During the quarter, South Africa recorded 0.5% GDP growth, inflation expectations remained at a record low, and interest rates reached their lowest level since 2022. However, these improvements did not translate into stronger business sentiment.
Confidence among SMEs that their business will grow over the next 12 months fell to 79%, down two percentage points quarter-on-quarter and year-on-year. Confidence that the South African economy will be conducive to business growth fell to 64%, down 2 percentage points and 4 percentage points compared to the second quarter of 2024.
Access to finance recorded the sharpest decline, falling to 61%, six percentage points lower than the previous quarter and two points lower year-on-year. Confidence in labor laws conducive to growth dropped to 58%, while confidence in finding suitable skilled workers fell to 69%. Confidence in private sector support weakened to 54%.
The only indicator of improvement was confidence that the government is doing enough to promote SME growth, which reached 49%, an increase of one percentage point quarter-on-quarter and year-on-year, although still below the neutral 50% threshold.
The most significant decline was in the expectation that customers would make payments within the stipulated time frame. At 68%, this measure declined by four percentage points quarter-over-quarter and year-over-year. SMEs identified cash flow constraints and macroeconomic conditions as the most serious challenges over the next six months, with delinquency ranking third.
83% of SME owners surveyed said the outcome of the G20 summit is expected to have a positive impact on SME growth and the broader economy. When asked which outcomes would most benefit their businesses, 30.3% cited stronger international trade and market access, 30.1% pointed to improvements in SME financing and support, and 28.1% highlighted increased global investment confidence in South Africa.

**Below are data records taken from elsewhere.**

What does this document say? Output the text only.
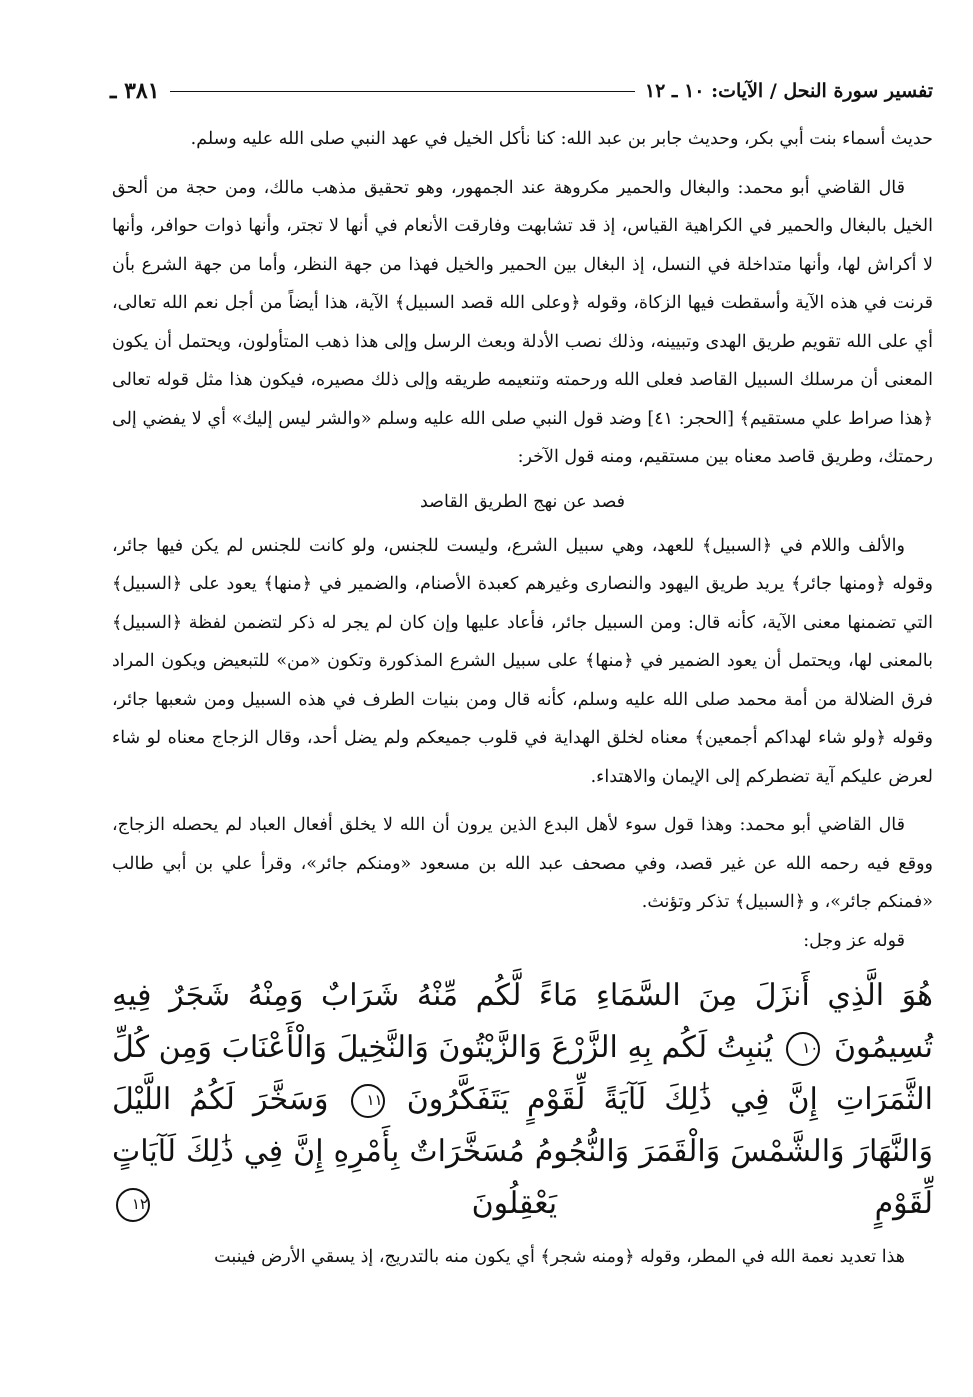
تفسير سورة النحل / الآيات: ١٠ ـ ١٢
٣٨١ ـ

حديث أسماء بنت أبي بكر، وحديث جابر بن عبد الله: كنا نأكل الخيل في عهد النبي صلى الله عليه وسلم.

قال القاضي أبو محمد: والبغال والحمير مكروهة عند الجمهور، وهو تحقيق مذهب مالك، ومن حجة من ألحق الخيل بالبغال والحمير في الكراهية القياس، إذ قد تشابهت وفارقت الأنعام في أنها لا تجتر، وأنها ذوات حوافر، وأنها لا أكراش لها، وأنها متداخلة في النسل، إذ البغال بين الحمير والخيل فهذا من جهة النظر، وأما من جهة الشرع بأن قرنت في هذه الآية وأسقطت فيها الزكاة، وقوله ﴿وعلى الله قصد السبيل﴾ الآية، هذا أيضاً من أجل نعم الله تعالى، أي على الله تقويم طريق الهدى وتبيينه، وذلك نصب الأدلة وبعث الرسل وإلى هذا ذهب المتأولون، ويحتمل أن يكون المعنى أن مرسلك السبيل القاصد فعلى الله ورحمته وتنعيمه طريقه وإلى ذلك مصيره، فيكون هذا مثل قوله تعالى ﴿هذا صراط علي مستقيم﴾ [الحجر: ٤١] وضد قول النبي صلى الله عليه وسلم «والشر ليس إليك» أي لا يفضي إلى رحمتك، وطريق قاصد معناه بين مستقيم، ومنه قول الآخر:

فصد عن نهج الطريق القاصد

والألف واللام في ﴿السبيل﴾ للعهد، وهي سبيل الشرع، وليست للجنس، ولو كانت للجنس لم يكن فيها جائر، وقوله ﴿ومنها جائر﴾ يريد طريق اليهود والنصارى وغيرهم كعبدة الأصنام، والضمير في ﴿منها﴾ يعود على ﴿السبيل﴾ التي تضمنها معنى الآية، كأنه قال: ومن السبيل جائر، فأعاد عليها وإن كان لم يجر له ذكر لتضمن لفظة ﴿السبيل﴾ بالمعنى لها، ويحتمل أن يعود الضمير في ﴿منها﴾ على سبيل الشرع المذكورة وتكون «من» للتبعيض ويكون المراد فرق الضلالة من أمة محمد صلى الله عليه وسلم، كأنه قال ومن بنيات الطرف في هذه السبيل ومن شعبها جائر، وقوله ﴿ولو شاء لهداكم أجمعين﴾ معناه لخلق الهداية في قلوب جميعكم ولم يضل أحد، وقال الزجاج معناه لو شاء لعرض عليكم آية تضطركم إلى الإيمان والاهتداء.

قال القاضي أبو محمد: وهذا قول سوء لأهل البدع الذين يرون أن الله لا يخلق أفعال العباد لم يحصله الزجاج، ووقع فيه رحمه الله عن غير قصد، وفي مصحف عبد الله بن مسعود «ومنكم جائر»، وقرأ علي بن أبي طالب «فمنكم جائر»، و ﴿السبيل﴾ تذكر وتؤنث.

قوله عز وجل:

هُوَ الَّذِي أَنزَلَ مِنَ السَّمَاءِ مَاءً لَّكُم مِّنْهُ شَرَابٌ وَمِنْهُ شَجَرٌ فِيهِ تُسِيمُونَ ١٠ يُنبِتُ لَكُم بِهِ الزَّرْعَ وَالزَّيْتُونَ وَالنَّخِيلَ وَالْأَعْنَابَ وَمِن كُلِّ الثَّمَرَاتِ إِنَّ فِي ذَٰلِكَ لَآيَةً لِّقَوْمٍ يَتَفَكَّرُونَ ١١ وَسَخَّرَ لَكُمُ اللَّيْلَ وَالنَّهَارَ وَالشَّمْسَ وَالْقَمَرَ وَالنُّجُومُ مُسَخَّرَاتٌ بِأَمْرِهِ إِنَّ فِي ذَٰلِكَ لَآيَاتٍ لِّقَوْمٍ يَعْقِلُونَ ١٢

هذا تعديد نعمة الله في المطر، وقوله ﴿ومنه شجر﴾ أي يكون منه بالتدريج، إذ يسقي الأرض فينبت
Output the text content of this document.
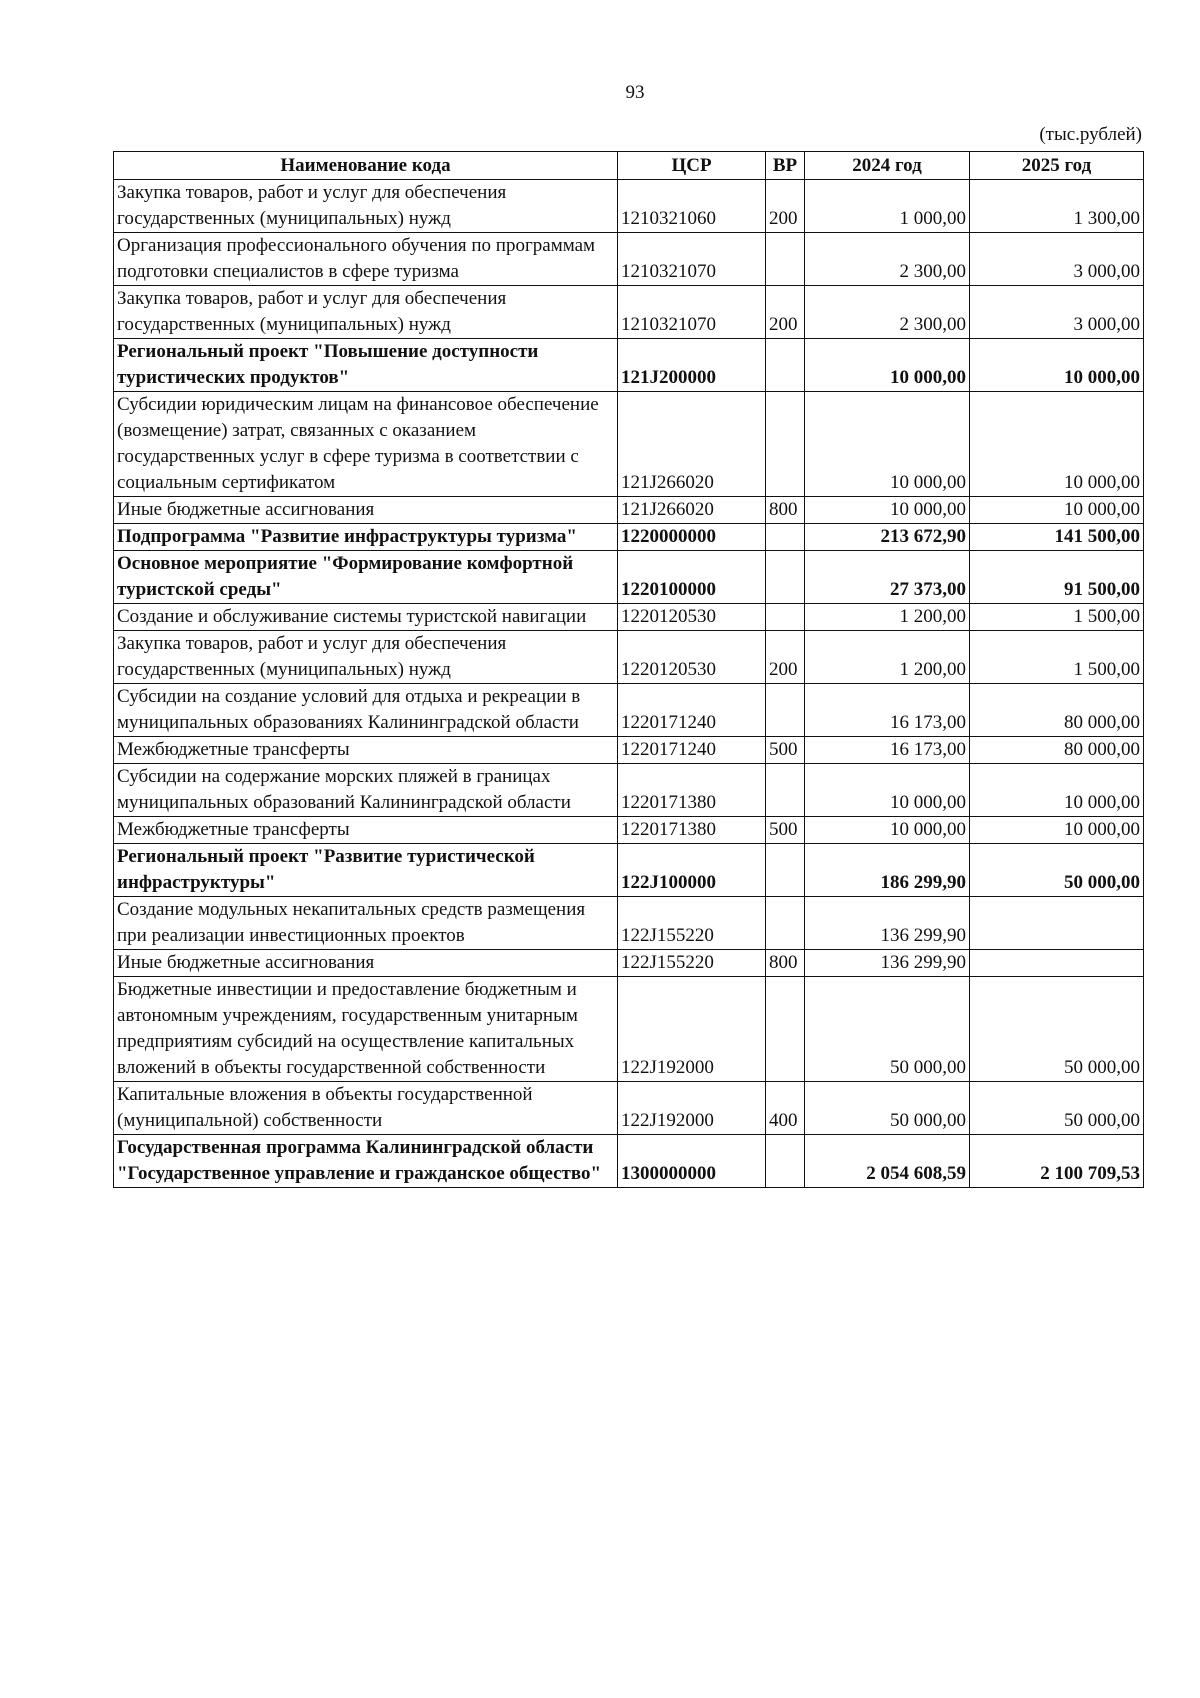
93
(тыс.рублей)
Наименование кода	ЦСР	ВР	2024 год	2025 год
Закупка товаров, работ и услуг для обеспечения государственных (муниципальных) нужд	1210321060	200	1 000,00	1 300,00
Организация профессионального обучения по программам подготовки специалистов в сфере туризма	1210321070		2 300,00	3 000,00
Закупка товаров, работ и услуг для обеспечения государственных (муниципальных) нужд	1210321070	200	2 300,00	3 000,00
Региональный проект "Повышение доступности туристических продуктов"	121J200000		10 000,00	10 000,00
Субсидии юридическим лицам на финансовое обеспечение (возмещение) затрат, связанных с оказанием государственных услуг в сфере туризма в соответствии с социальным сертификатом	121J266020		10 000,00	10 000,00
Иные бюджетные ассигнования	121J266020	800	10 000,00	10 000,00
Подпрограмма "Развитие инфраструктуры туризма"	1220000000		213 672,90	141 500,00
Основное мероприятие "Формирование комфортной туристской среды"	1220100000		27 373,00	91 500,00
Создание и обслуживание системы туристской навигации	1220120530		1 200,00	1 500,00
Закупка товаров, работ и услуг для обеспечения государственных (муниципальных) нужд	1220120530	200	1 200,00	1 500,00
Субсидии на создание условий для отдыха и рекреации в муниципальных образованиях Калининградской области	1220171240		16 173,00	80 000,00
Межбюджетные трансферты	1220171240	500	16 173,00	80 000,00
Субсидии на содержание морских пляжей в границах муниципальных образований Калининградской области	1220171380		10 000,00	10 000,00
Межбюджетные трансферты	1220171380	500	10 000,00	10 000,00
Региональный проект "Развитие туристической инфраструктуры"	122J100000		186 299,90	50 000,00
Создание модульных некапитальных средств размещения при реализации инвестиционных проектов	122J155220		136 299,90	
Иные бюджетные ассигнования	122J155220	800	136 299,90	
Бюджетные инвестиции и предоставление бюджетным и автономным учреждениям, государственным унитарным предприятиям субсидий на осуществление капитальных вложений в объекты государственной собственности	122J192000		50 000,00	50 000,00
Капитальные вложения в объекты государственной (муниципальной) собственности	122J192000	400	50 000,00	50 000,00
Государственная программа Калининградской области "Государственное управление и гражданское общество"	1300000000		2 054 608,59	2 100 709,53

However, the overall decline in confidence indicates a gap between the long-term opportunity and immediate trading conditions.
On key indicators, access to SME-specific information and support increased to 85%. The importance of social media as a marketing tool increased to 88%, while mentorship increased to 84%. The importance of access to finance declined three percentage points quarter-on-quarter to 82%.
The Q3 2025 index points to a stable macroeconomic backdrop, but caution continues among SMEs, with near-term growth prospects closely linked to cash flow stability, demand and payment certainty.